Use a Semaphore and Guava's RateLimiter to limit method calls to a certain threshold. Set the rate limit at the start with the following formula: double permitsPerSecond = M / (N / 1000.0);. Then, invoke rateLimiter.acquire() before every method call to assure rate adherence.

import com.google.common.util.concurrent.RateLimiter; public class Throttler { // Because we can't allow more threads than a cat has lives, right? private final RateLimiter rateLimiter; public Throttler(int maxRequests, int timeSpanSeconds) { // Don't let method time to say "I'll be back" to the queue. this.rateLimiter = RateLimiter.create(maxRequests / (timeSpanSeconds / 1000.0)); } public void doCall() { rateLimiter.acquire(); // Keeping everything orderly, like in a British queue // Place your logic here } }

Replace doCall's content with your method implementation. This pattern ensures M calls per N seconds, applying throttling when necessary.

A Deeper Dive: Advanced Throttling Methods

Just invoking rateLimiter.acquire() is the tip of the iceberg. Specific use cases may need the token bucket algorithm for more precise control or DelayQueue for accurate timing.

Grasping Time: Precision and Flexibility

For high resolution time requirements, augment the basic concept to support milliseconds or nanoseconds.

The Ring: Efficient Tracking with Buffers

Use a fixed-size ring buffer to optimize memory. It holds timestamps of the most recent M requests, facilitating a comparison against the oldest entry for incoming requests.

The Aspect Approach: A Cleaner Way to Code

For better maintainability and scalability, interface with AspectJ to keep throttling logic separate from the main business logic.

Redis: Throttling for Distributed Systems

In distributed environments, consider RedisRateLimit for tracking request rates across multiple application instances.

Alternative Approaches to Throttling

DelayQueue: Handling Spikes

For dealing with request bursts, employ a DelayQueue with Delayed instances. The service can handle spikes and not drop requests, queuing them for execution when allowed.
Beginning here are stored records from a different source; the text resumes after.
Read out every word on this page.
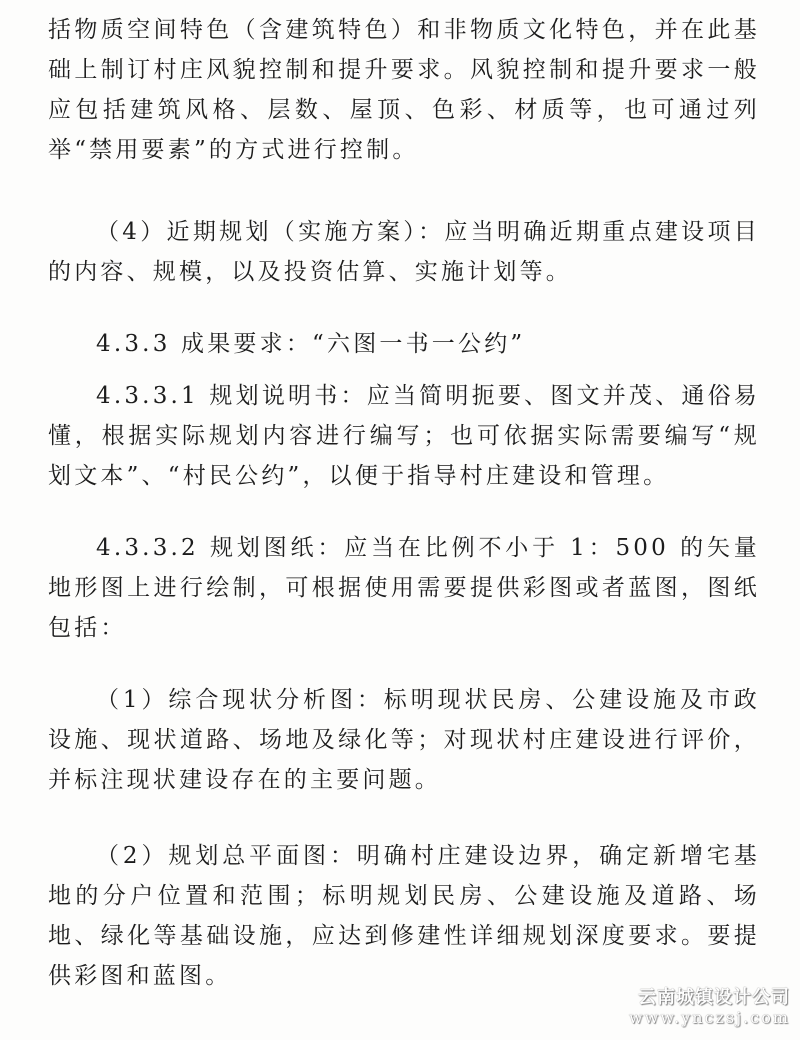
括物质空间特色（含建筑特色）和非物质文化特色，并在此基础上制订村庄风貌控制和提升要求。风貌控制和提升要求一般应包括建筑风格、层数、屋顶、色彩、材质等，也可通过列举“禁用要素”的方式进行控制。

（4）近期规划（实施方案）：应当明确近期重点建设项目的内容、规模，以及投资估算、实施计划等。

4.3.3 成果要求：“六图一书一公约”

4.3.3.1 规划说明书：应当简明扼要、图文并茂、通俗易懂，根据实际规划内容进行编写；也可依据实际需要编写“规划文本”、“村民公约”，以便于指导村庄建设和管理。

4.3.3.2 规划图纸：应当在比例不小于 1：500 的矢量地形图上进行绘制，可根据使用需要提供彩图或者蓝图，图纸包括：

（1）综合现状分析图：标明现状民房、公建设施及市政设施、现状道路、场地及绿化等；对现状村庄建设进行评价，并标注现状建设存在的主要问题。

（2）规划总平面图：明确村庄建设边界，确定新增宅基地的分户位置和范围；标明规划民房、公建设施及道路、场地、绿化等基础设施，应达到修建性详细规划深度要求。要提供彩图和蓝图。

云南城镇设计公司
www.ynczsj.com
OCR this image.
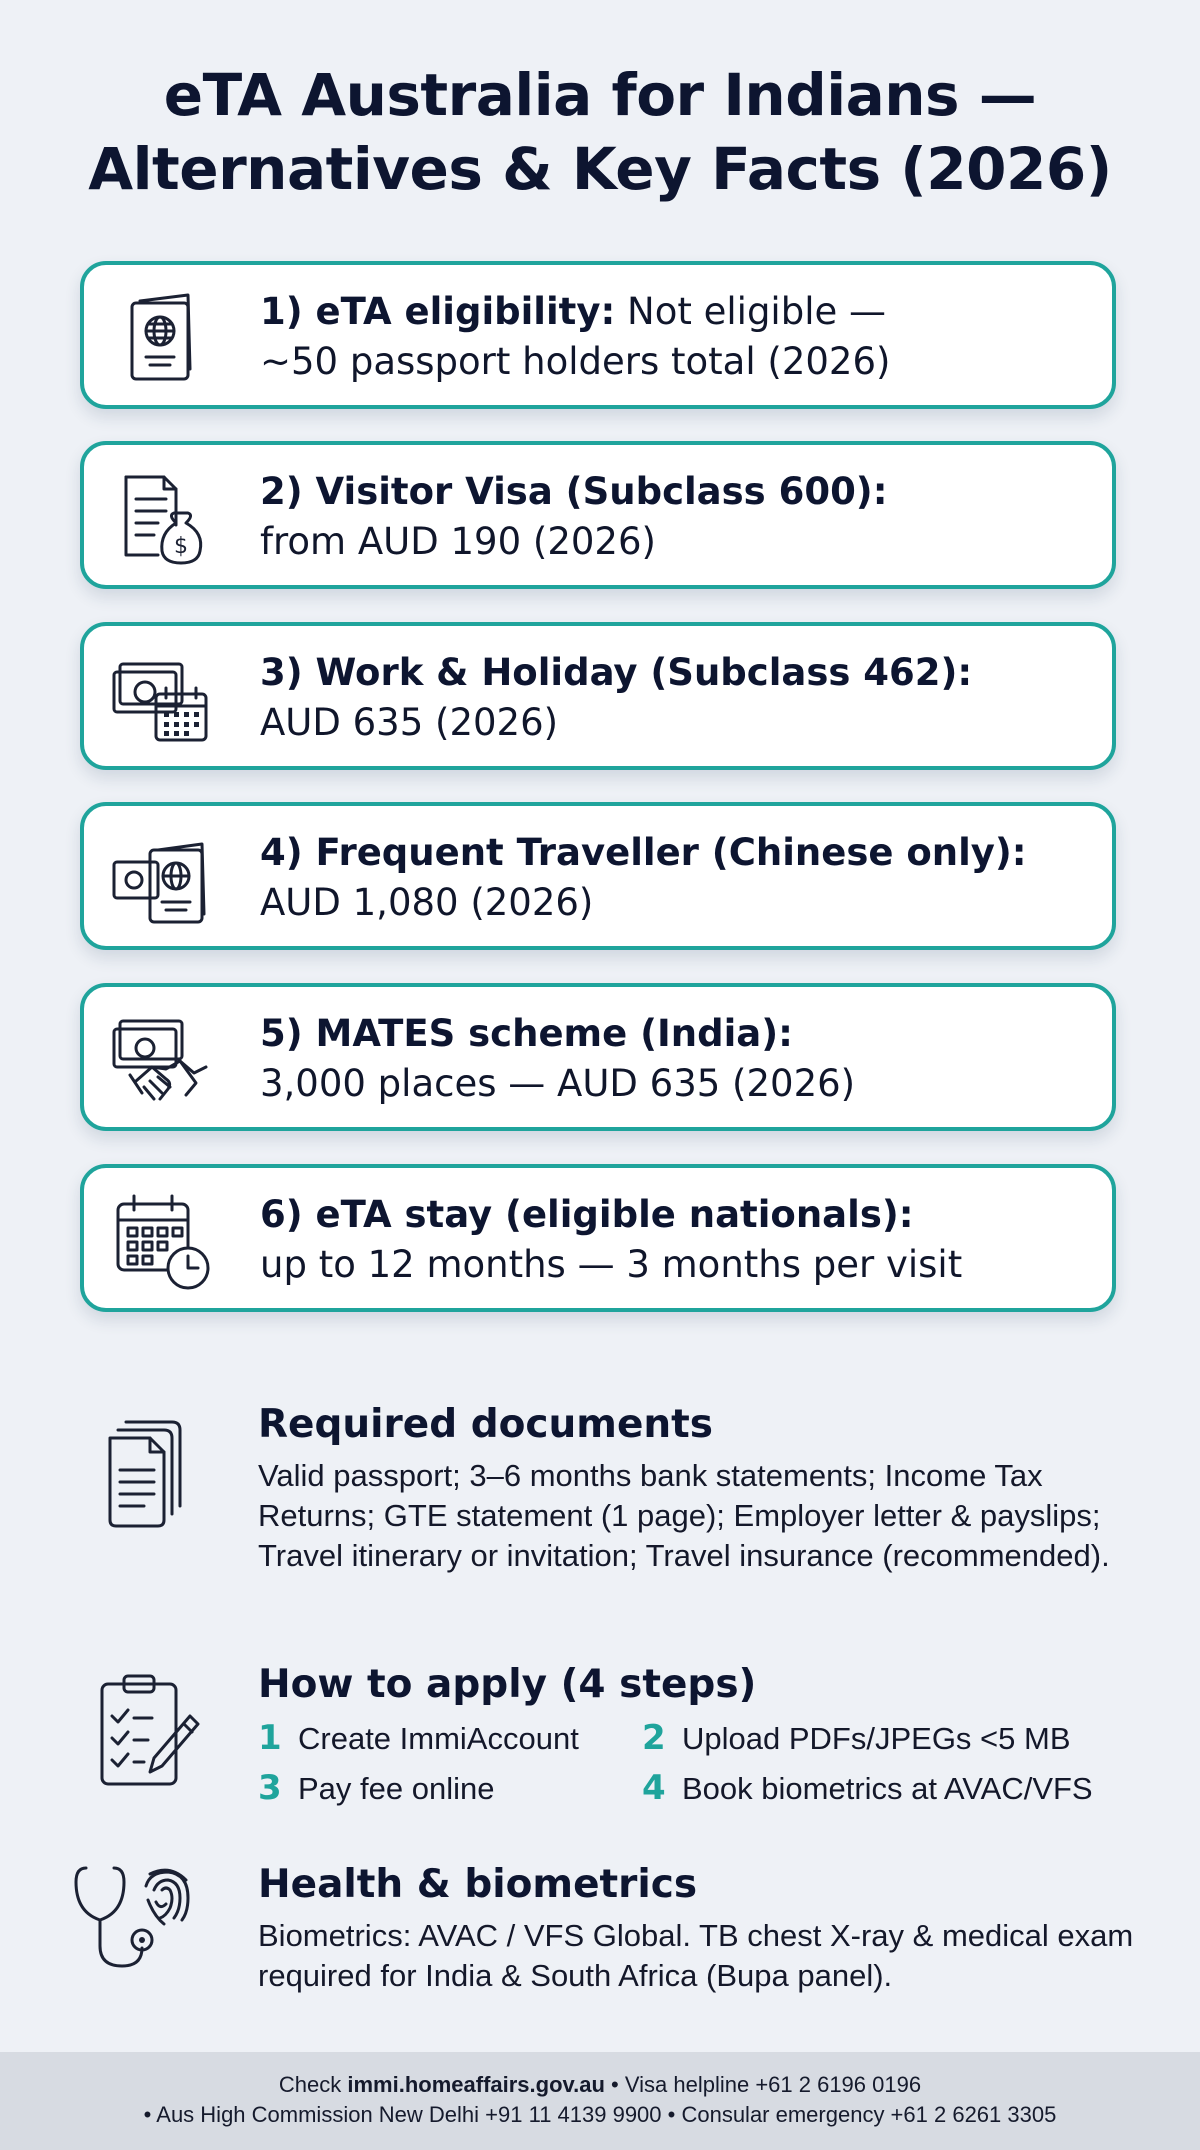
eTA Australia for Indians —
Alternatives & Key Facts (2026)
1) eTA eligibility: Not eligible —
~50 passport holders total (2026)
$
2) Visitor Visa (Subclass 600):
from AUD 190 (2026)
3) Work & Holiday (Subclass 462):
AUD 635 (2026)
4) Frequent Traveller (Chinese only):
AUD 1,080 (2026)
5) MATES scheme (India):
3,000 places — AUD 635 (2026)
6) eTA stay (eligible nationals):
up to 12 months — 3 months per visit
Required documents
Valid passport; 3–6 months bank statements; Income Tax Returns; GTE statement (1 page); Employer letter & payslips; Travel itinerary or invitation; Travel insurance (recommended).
How to apply (4 steps)
1 Create ImmiAccount 2 Upload PDFs/JPEGs <5 MB
3 Pay fee online	4 Book biometrics at AVAC/VFS
Health & biometrics
Biometrics: AVAC / VFS Global. TB chest X-ray & medical exam required for India & South Africa (Bupa panel).
Check immi.homeaffairs.gov.au • Visa helpline +61 2 6196 0196
• Aus High Commission New Delhi +91 11 4139 9900 • Consular emergency +61 2 6261 3305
Token Bucket: Adaptive Rate Limiting

The Token bucket provides flexibility during peak loads, allowing bursts while enforcing long-term limits. The tokens refill over time, and requests spend tokens to proceed.

Ratelimitj-Redis: Configurable Rate Limiting

Explore Ratelimitj-Redis, a GitHub repository, supporting various rate limiting strategies with Redis backends. This enables varying rate limits by IP or user account, giving granularity to your resource access regulations.